Sakakino’s troubles didn’t end there. Rumors surfaced that the cooling system of the Carson ice statue was not fully solar-powered. Sakakino’s denials were rendered moot when the Earth Liberation Front detonated charges that cut the hidden connection to the San Bernardino County electrical grid and the statue promptly melted.

Six months later, the Washington Post broke the story of a human trafficker in Thailand who had admitted to harvesting thousands of teeth from unwilling donors on behalf of a certain up-and-coming sculptor half a world away. A victims’ rights group marched on the Serre statue and tore it down; shaky smartphone footage of the event went viral.

Our group of angry activists looked not unlike those in that iconic video. The same outrage, the same determination. You and I met at the base of the pedestal as my team began throwing grappling hooks. “This statue is a monument to all the beauty she created!” you shouted at me, tears gleaming on your cheeks.

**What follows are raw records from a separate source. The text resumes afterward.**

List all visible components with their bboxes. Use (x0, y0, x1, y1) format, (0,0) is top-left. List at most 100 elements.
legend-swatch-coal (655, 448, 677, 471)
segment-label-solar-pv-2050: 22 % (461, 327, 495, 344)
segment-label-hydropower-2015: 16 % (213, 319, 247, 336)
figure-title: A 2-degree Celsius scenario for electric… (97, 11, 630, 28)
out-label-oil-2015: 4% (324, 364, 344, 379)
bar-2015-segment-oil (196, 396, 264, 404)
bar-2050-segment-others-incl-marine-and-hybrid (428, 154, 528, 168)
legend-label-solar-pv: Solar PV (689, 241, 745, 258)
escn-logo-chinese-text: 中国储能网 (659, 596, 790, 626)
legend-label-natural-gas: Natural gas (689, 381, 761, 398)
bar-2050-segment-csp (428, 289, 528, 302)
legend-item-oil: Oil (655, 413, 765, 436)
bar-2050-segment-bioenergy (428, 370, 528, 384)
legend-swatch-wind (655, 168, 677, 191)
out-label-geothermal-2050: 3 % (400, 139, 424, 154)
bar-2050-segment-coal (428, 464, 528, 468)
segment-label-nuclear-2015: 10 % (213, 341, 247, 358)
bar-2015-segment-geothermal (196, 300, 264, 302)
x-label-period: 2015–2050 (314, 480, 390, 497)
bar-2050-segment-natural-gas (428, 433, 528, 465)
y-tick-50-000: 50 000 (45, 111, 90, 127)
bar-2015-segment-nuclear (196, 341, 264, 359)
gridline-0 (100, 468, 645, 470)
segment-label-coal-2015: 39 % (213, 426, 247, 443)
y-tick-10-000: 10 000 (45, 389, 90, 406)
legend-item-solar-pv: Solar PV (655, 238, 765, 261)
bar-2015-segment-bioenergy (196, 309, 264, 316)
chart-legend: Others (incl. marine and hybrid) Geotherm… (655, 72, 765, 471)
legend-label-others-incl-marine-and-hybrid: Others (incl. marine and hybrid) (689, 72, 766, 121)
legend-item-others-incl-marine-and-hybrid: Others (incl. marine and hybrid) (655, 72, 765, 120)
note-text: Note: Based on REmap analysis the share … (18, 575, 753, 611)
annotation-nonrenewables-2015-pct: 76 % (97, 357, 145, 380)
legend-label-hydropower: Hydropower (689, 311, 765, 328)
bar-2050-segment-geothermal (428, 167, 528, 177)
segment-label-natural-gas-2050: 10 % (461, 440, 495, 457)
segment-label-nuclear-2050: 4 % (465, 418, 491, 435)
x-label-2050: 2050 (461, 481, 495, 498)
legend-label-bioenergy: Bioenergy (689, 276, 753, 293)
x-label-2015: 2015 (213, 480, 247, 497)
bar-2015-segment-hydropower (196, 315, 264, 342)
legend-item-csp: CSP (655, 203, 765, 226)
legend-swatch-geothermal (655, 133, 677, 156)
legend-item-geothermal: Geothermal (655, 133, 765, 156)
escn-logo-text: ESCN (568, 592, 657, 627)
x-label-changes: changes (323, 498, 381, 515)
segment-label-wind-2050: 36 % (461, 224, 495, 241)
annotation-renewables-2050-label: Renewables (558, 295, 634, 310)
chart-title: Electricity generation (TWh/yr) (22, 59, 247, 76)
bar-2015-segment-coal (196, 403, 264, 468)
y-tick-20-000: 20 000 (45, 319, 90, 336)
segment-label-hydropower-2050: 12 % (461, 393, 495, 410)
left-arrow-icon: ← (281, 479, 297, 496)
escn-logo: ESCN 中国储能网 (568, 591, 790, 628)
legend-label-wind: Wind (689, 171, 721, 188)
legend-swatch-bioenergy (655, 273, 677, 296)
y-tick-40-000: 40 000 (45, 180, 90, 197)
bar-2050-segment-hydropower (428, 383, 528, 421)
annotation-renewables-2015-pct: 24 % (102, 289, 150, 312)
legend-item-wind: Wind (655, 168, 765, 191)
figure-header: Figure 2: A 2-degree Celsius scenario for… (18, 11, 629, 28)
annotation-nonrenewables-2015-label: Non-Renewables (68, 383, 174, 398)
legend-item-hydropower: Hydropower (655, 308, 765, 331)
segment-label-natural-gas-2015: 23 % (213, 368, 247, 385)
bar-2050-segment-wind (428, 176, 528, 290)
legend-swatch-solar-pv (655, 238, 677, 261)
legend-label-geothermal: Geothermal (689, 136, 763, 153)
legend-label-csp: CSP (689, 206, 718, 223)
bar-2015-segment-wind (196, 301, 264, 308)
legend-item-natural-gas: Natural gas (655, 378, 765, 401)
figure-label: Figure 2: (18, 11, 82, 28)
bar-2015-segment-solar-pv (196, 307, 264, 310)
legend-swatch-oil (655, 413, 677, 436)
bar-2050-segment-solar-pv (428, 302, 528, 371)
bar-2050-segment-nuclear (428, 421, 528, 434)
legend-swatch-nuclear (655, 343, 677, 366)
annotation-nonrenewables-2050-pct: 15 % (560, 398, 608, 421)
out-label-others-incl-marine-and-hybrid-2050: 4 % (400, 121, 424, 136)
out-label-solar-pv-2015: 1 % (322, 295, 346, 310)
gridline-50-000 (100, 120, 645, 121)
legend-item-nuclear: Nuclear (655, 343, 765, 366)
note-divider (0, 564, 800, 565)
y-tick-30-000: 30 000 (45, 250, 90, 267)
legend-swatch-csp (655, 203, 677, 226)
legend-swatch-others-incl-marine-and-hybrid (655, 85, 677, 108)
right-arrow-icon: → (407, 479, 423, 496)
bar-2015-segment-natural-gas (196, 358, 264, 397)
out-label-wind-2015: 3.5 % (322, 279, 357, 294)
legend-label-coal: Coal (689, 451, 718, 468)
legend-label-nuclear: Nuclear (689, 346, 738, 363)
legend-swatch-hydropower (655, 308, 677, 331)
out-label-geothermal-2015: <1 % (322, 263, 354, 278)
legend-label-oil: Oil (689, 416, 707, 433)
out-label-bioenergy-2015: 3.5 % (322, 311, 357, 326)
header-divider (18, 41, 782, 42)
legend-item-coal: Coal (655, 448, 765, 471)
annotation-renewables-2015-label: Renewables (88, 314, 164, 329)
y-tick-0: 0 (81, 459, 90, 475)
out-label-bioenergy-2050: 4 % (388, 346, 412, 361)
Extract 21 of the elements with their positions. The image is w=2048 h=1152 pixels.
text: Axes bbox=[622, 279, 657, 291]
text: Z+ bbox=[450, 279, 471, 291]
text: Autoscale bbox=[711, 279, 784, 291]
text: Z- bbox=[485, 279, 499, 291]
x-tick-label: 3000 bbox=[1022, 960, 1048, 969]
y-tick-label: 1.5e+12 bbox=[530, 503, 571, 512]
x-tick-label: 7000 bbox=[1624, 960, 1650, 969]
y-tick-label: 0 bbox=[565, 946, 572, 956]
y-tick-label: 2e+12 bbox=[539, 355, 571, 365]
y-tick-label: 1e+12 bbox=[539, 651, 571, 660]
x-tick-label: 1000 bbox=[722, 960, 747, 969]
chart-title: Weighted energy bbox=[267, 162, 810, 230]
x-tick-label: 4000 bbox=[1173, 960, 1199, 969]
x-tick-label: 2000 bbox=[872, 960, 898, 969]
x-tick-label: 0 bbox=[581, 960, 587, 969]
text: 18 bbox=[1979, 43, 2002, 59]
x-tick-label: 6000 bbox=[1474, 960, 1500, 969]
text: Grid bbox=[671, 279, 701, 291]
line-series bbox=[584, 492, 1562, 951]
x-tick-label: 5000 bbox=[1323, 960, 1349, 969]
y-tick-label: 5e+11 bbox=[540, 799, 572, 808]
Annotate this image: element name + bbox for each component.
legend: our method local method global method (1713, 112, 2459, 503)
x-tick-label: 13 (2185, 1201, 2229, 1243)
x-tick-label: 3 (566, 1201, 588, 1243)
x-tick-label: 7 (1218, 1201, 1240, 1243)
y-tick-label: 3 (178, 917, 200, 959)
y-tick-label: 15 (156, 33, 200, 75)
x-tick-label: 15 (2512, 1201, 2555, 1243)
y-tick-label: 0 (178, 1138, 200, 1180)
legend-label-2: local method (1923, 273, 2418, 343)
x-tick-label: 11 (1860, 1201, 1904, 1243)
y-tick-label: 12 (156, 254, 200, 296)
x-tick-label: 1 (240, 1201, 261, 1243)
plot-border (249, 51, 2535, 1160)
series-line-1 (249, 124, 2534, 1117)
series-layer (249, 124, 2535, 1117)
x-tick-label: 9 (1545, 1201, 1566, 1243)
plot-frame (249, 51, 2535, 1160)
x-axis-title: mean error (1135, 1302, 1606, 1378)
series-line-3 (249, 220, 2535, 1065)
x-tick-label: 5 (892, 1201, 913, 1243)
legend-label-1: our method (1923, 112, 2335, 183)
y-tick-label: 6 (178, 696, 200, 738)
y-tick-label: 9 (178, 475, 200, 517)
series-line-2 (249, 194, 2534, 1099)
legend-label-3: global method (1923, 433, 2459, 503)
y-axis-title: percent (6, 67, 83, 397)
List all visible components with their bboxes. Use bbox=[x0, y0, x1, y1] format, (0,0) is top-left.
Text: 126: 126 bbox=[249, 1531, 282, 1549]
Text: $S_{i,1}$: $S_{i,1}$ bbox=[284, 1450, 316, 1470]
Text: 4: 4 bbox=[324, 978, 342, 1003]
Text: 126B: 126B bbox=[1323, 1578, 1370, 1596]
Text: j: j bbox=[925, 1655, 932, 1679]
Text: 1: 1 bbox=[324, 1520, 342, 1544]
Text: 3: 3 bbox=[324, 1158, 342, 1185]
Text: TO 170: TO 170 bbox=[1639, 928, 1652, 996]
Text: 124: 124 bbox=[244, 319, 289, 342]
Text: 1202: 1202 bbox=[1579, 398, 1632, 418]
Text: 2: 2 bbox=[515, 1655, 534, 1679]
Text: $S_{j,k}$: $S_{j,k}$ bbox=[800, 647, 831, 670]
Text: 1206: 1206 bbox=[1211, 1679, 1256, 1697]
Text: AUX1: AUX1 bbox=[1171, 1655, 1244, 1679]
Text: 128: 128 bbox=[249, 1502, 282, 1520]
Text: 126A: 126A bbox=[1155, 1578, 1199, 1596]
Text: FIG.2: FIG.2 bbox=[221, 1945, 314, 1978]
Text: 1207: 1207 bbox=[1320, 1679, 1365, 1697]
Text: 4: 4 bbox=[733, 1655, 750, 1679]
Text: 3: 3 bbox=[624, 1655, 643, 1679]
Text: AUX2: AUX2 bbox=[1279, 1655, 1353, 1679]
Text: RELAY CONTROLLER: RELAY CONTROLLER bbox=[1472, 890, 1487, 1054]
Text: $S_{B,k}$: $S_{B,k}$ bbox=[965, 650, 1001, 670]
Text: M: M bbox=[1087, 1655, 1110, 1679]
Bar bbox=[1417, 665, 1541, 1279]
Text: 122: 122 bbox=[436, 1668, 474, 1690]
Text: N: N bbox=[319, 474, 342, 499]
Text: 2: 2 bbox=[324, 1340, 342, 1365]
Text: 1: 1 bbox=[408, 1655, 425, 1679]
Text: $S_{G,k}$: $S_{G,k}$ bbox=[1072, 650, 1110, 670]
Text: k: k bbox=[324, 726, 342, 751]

I was having none of it. “What about the lies? The pain and suffering?”

The heavy bronze statue toppled to the street with a tremendous bang. “You’re a shitheel!” you screeched, swinging your billy club at my head.

I dodged and, barely missing you with my taser, shouted back, “You’re a dumbfuck!” But I regretted this at once. Despite all our quarrels over the years, I knew your heart to be good. Wondering what to say, I recollected a statement Sakakino once made in an interview for The New Statuary Journal shortly after the Carson statue was no more, her tone resigned, even poetic: The problem with statues is the same as the problem with people. They deserve to be raised up, yet we are obliged to knock them down.

I quoted this to you, thinking to score a point in the debate. You knocked me down.